True, with the exception of this one performance, you're not dealing with refined cinema. Taylor Lautner does not pack a subtle talent behind that supraorbital ridge; the vampire makeup is still comically inept; and I could do without werewolves conversing in dubbed canine ESP. In fact, you have to forgive a fair bit of risible kitsch.

This is not a deal breaker, however. It tends to be true of most opera as well: If you can love Verdi, you can love Twilight. Nothing here requires the same suspension of disbelief as, say, the plot of Il Trovatore, or a 300-pound soprano trying to convince you that she's wasting away.

I was determined to hate this stuff. I'm one of the last holdouts when it comes to Harry Potter -- it disturbs me that even sane adults can't see the abyss that separates J.K. Rowling from the genuinely important children's writers: Lewis Carroll, C.S. Lewis, Madeleine L'Engle, Philip Pullman. I made a real effort to find Hogwarts charming, or at least entertaining. Or anything but annoying. You want the world to go ape for something of genuine value, but the world occasionally chooses Lady Di. Or Harry Potter.
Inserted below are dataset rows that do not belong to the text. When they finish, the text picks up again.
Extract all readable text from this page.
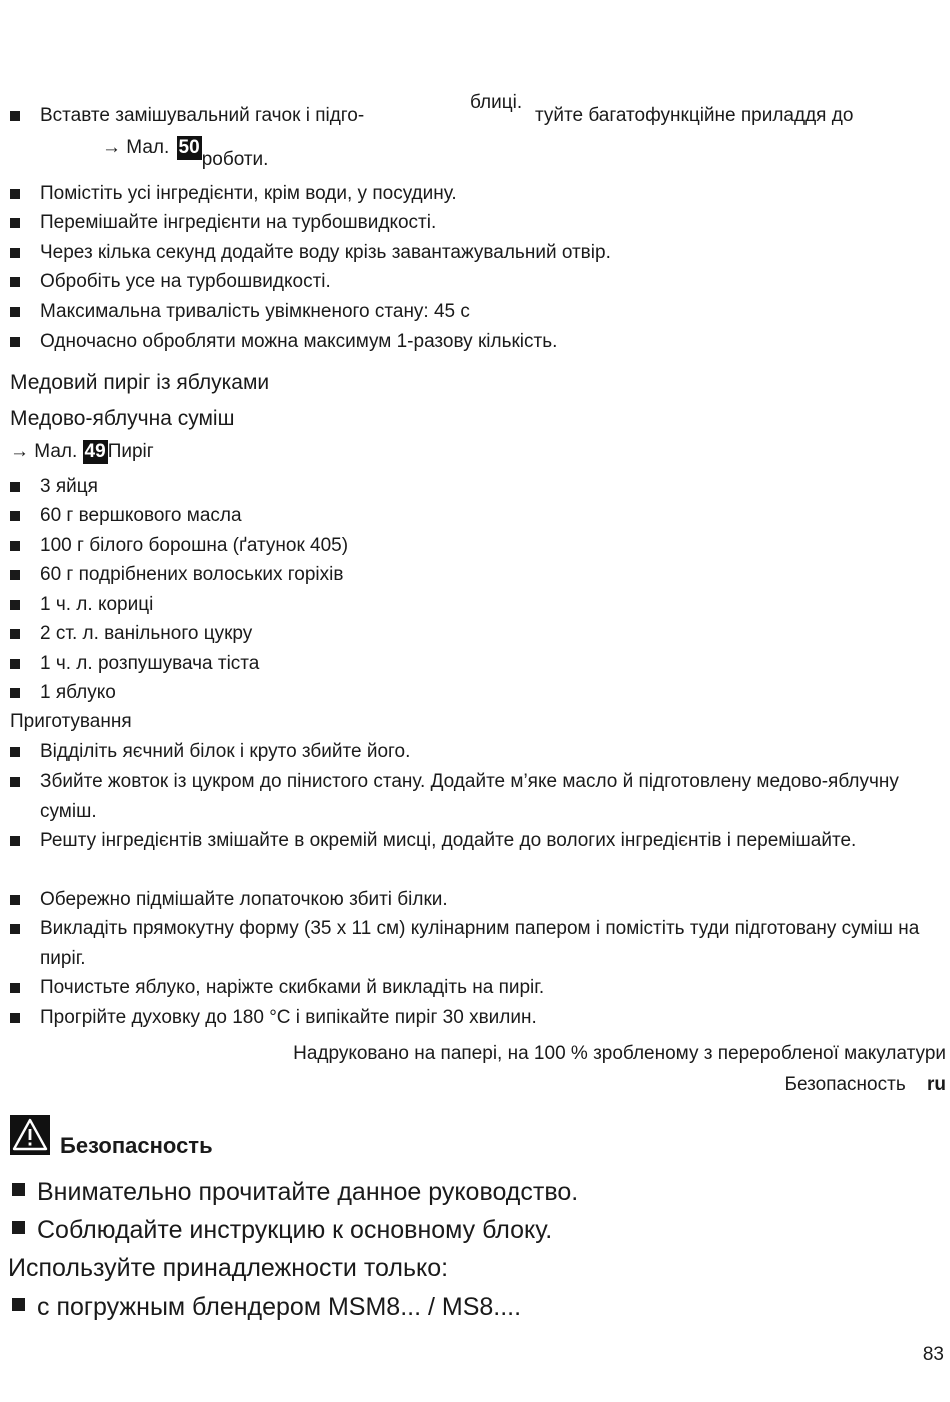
Вставте замішувальний гачок і підго-
→ Мал. 50роботи.
блиці.
туйте багатофункційне приладдя до
Помістіть усі інгредієнти, крім води, у посудину.
Перемішайте інгредієнти на турбошвидкості.
Через кілька секунд додайте воду крізь завантажувальний отвір.
Обробіть усе на турбошвидкості.
Максимальна тривалість увімкненого стану: 45 с
Одночасно обробляти можна максимум 1-разову кількість.
Медовий пиріг із яблуками
Медово-яблучна суміш
→ Мал. 49 Пиріг
3 яйця
60 г вершкового масла
100 г білого борошна (ґатунок 405)
60 г подрібнених волоських горіхів
1 ч. л. кориці
2 ст. л. ванільного цукру
1 ч. л. розпушувача тіста
1 яблуко
Приготування
Відділіть яєчний білок і круто збийте його.
Збийте жовток із цукром до пінистого стану. Додайте м’яке масло й підготовлену медово-яблучну суміш.
Решту інгредієнтів змішайте в окремій мисці, додайте до вологих інгредієнтів і перемішайте.
Обережно підмішайте лопаточкою збиті білки.
Викладіть прямокутну форму (35 х 11 см) кулінарним папером і помістіть туди підготовану суміш на пиріг.
Почистьте яблуко, наріжте скибками й викладіть на пиріг.
Прогрійте духовку до 180 °С і випікайте пиріг 30 хвилин.
Надруковано на папері, на 100 % зробленому з переробленої макулатури
Безопасность ru
Безопасность
Внимательно прочитайте данное руководство.
Соблюдайте инструкцию к основному блоку.
Используйте принадлежности только:
с погружным блендером MSM8... / MS8....
83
The films are no better than the books: incoherent, derivative and trite.

Now, I haven't actually read Stephenie Meyer, but every indication is that she's in a different league from J.K. Rowling: The plotting in Breaking Dawn is not simply coherent, but breathtaking. I don't know the genre nearly well enough to say whether Twilight is unique, but it certainly isn't the orgy of barely competent theft that you encounter in Harry Potter, which seems to be stolen not so much from Tolkien, as from sword-and-sorcery hacks who themselves stole from a Reader's Digest version of Tolkien. (I told you I was insufferable.)

I may even have to read Stephenie Meyer. This is unexpected. My girlfriend was required to read the first book for class, and was dreading the prospect, but ended up devouring the entire series. The prose is indeed wretched, she explained, but the books are "seriously engrossing." This from a woman who's even less tolerant of creaking wizard pulp than I am.

(She almost wrote a paper on Twilight. I wish she had. It was going to address Christian vs. Mormon subtext in postmodern vampire pulp, but she never got past the title: "God Hates Fangs.")

Meanwhile, no need for concern: Harvard remains an earnest university. You will still find people there studying weighty matters, in sober ways. My girlfriend took a rigorous course in Mayan glyphs, for instance. Very much what you would associate with a dignified academic institution. What she learned in that esoteric course, surprisingly enough, is of central importance to our ordinary lives: you'll be happy to know that no respectable Mayanist believes that the ancient Maya prophesied the end of the world in 2012. Not one.

Surely you feel, as I do, a great relief to hear this from the experts. These rumours of Armageddon are based on a gross misinterpretation of the evidence, say the pale scholars at Harvard, who've gone eyeball-to-eyeball with the glyphs for longer than you've been alive.

Relax: we're all going to be around for the release of Breaking Dawn, Part II.